What’s the deal? Is the presumption that the general public is so stupid as to be incapable of deciding by their own tastes what they like? The uneducated rabble will blindly follow whatever “they” recommend as a restaurant or dish and go like sheep? I think it also revolves around the American (?) mentality that everything has to be relegated to a “winner” and a “loser”. Anything but the best or what is deemed number one is not worth considering. Nobody wants to be associated with a loser, so get that list, just find who is number one, don’t think, just buy, eat, go, and by golly you therefore are also a winner. Maybe I’m too old. Hey, Bobby Flay – if you “lose” a throw down, you still make a pretty damn good set of ribs..

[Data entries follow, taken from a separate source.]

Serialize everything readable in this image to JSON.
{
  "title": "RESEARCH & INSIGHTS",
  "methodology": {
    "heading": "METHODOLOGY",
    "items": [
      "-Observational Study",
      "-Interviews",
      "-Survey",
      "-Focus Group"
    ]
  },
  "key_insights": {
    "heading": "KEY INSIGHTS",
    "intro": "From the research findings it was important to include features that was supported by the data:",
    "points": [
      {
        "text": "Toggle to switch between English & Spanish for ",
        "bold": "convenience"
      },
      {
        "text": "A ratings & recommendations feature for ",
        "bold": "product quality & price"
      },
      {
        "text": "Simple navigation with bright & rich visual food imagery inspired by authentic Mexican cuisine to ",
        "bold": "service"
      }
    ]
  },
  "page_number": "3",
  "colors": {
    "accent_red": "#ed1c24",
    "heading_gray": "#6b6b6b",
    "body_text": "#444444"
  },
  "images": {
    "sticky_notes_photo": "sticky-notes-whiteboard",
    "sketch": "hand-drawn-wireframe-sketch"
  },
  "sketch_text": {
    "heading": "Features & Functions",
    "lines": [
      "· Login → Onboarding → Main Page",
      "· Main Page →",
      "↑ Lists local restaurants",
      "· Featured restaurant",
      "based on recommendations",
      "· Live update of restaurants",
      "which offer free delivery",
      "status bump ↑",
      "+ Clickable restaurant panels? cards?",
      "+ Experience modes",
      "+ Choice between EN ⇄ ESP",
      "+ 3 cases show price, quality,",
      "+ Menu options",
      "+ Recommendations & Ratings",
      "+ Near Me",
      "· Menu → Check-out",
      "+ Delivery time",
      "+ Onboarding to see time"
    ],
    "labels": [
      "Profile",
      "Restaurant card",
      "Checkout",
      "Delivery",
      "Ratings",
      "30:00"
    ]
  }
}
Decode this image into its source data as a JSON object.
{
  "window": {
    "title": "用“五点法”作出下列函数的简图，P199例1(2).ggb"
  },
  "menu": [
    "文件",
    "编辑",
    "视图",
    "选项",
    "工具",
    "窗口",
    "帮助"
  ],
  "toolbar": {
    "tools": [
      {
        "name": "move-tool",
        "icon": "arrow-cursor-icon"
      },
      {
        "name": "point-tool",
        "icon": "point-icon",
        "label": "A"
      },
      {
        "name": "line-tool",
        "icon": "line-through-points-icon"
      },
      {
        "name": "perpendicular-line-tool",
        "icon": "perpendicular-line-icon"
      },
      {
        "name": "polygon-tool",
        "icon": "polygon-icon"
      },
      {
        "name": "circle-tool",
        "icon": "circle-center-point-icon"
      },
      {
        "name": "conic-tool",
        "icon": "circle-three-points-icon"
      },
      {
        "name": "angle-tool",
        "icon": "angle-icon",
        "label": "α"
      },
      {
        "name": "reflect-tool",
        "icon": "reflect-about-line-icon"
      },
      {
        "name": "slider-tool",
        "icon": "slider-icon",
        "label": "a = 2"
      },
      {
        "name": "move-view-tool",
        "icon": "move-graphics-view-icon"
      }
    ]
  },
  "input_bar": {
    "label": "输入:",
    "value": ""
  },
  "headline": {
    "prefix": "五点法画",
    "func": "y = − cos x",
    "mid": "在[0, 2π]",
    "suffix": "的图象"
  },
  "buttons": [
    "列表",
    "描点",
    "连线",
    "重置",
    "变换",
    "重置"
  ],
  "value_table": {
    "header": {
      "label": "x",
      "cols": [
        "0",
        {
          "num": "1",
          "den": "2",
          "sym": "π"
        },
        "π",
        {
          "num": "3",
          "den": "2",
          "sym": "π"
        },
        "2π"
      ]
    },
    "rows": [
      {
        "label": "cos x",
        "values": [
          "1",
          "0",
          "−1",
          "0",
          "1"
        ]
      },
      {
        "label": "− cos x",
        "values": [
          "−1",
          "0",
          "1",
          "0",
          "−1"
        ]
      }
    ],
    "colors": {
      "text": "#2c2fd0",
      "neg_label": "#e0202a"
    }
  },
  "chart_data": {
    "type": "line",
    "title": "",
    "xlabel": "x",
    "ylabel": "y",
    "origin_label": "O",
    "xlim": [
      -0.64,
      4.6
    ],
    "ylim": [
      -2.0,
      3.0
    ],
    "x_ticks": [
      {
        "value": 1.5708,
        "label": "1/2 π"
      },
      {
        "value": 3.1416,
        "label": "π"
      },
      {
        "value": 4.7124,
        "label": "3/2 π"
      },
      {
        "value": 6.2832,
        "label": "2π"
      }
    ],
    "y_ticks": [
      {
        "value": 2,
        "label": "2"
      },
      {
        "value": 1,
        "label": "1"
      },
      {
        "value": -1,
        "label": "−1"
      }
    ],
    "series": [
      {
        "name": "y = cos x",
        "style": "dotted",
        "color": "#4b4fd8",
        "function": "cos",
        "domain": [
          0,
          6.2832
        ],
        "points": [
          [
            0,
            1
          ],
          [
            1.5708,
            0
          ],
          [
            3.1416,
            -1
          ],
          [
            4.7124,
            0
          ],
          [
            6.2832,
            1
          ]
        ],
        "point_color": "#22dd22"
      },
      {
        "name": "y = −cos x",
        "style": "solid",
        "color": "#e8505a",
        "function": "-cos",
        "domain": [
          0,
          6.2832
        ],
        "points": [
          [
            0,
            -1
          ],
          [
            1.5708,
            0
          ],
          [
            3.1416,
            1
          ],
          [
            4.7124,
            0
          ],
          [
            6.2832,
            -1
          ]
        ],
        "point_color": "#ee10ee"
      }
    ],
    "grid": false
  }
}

So it was with that mentality that I got a breath of fresh air when my latest issue of Saveur arrived. The cover of the “Dining in America” -(not eating, mind you, but dining) features “12 Restaurants that Matter”. Not who’s number one, which one is the best, but places that matter. Is there a difference? I think so. The article begins by explaining that these restaurants were chosen (okay, somebody had to choose) because they have “profoundly influenced the way we think about food.” Some are included because they are enduring landmarks – Commander’s Palace in New Orleans; Pioneers that show us how wonderful locally grown ingredients can taste – Blue Hill at Stone Farms; a thoughtful translation of an indigenous cuisine – Slanted Door in San Francisco. Most of the places I have not heard of (Musso and Frank; Canlis), some I have (Joel Robuchon; Topolobambo). The point is that they did not claim that they were there because they were “the best”, they were there because they matter.
Anyway, I wanted to get that off my chest. “Best” is a relative term, not absolute. We need to settle, and, as a friend of mine used to caution: “we must learn to be content”. To thine own self be true (that was from another friend from another time).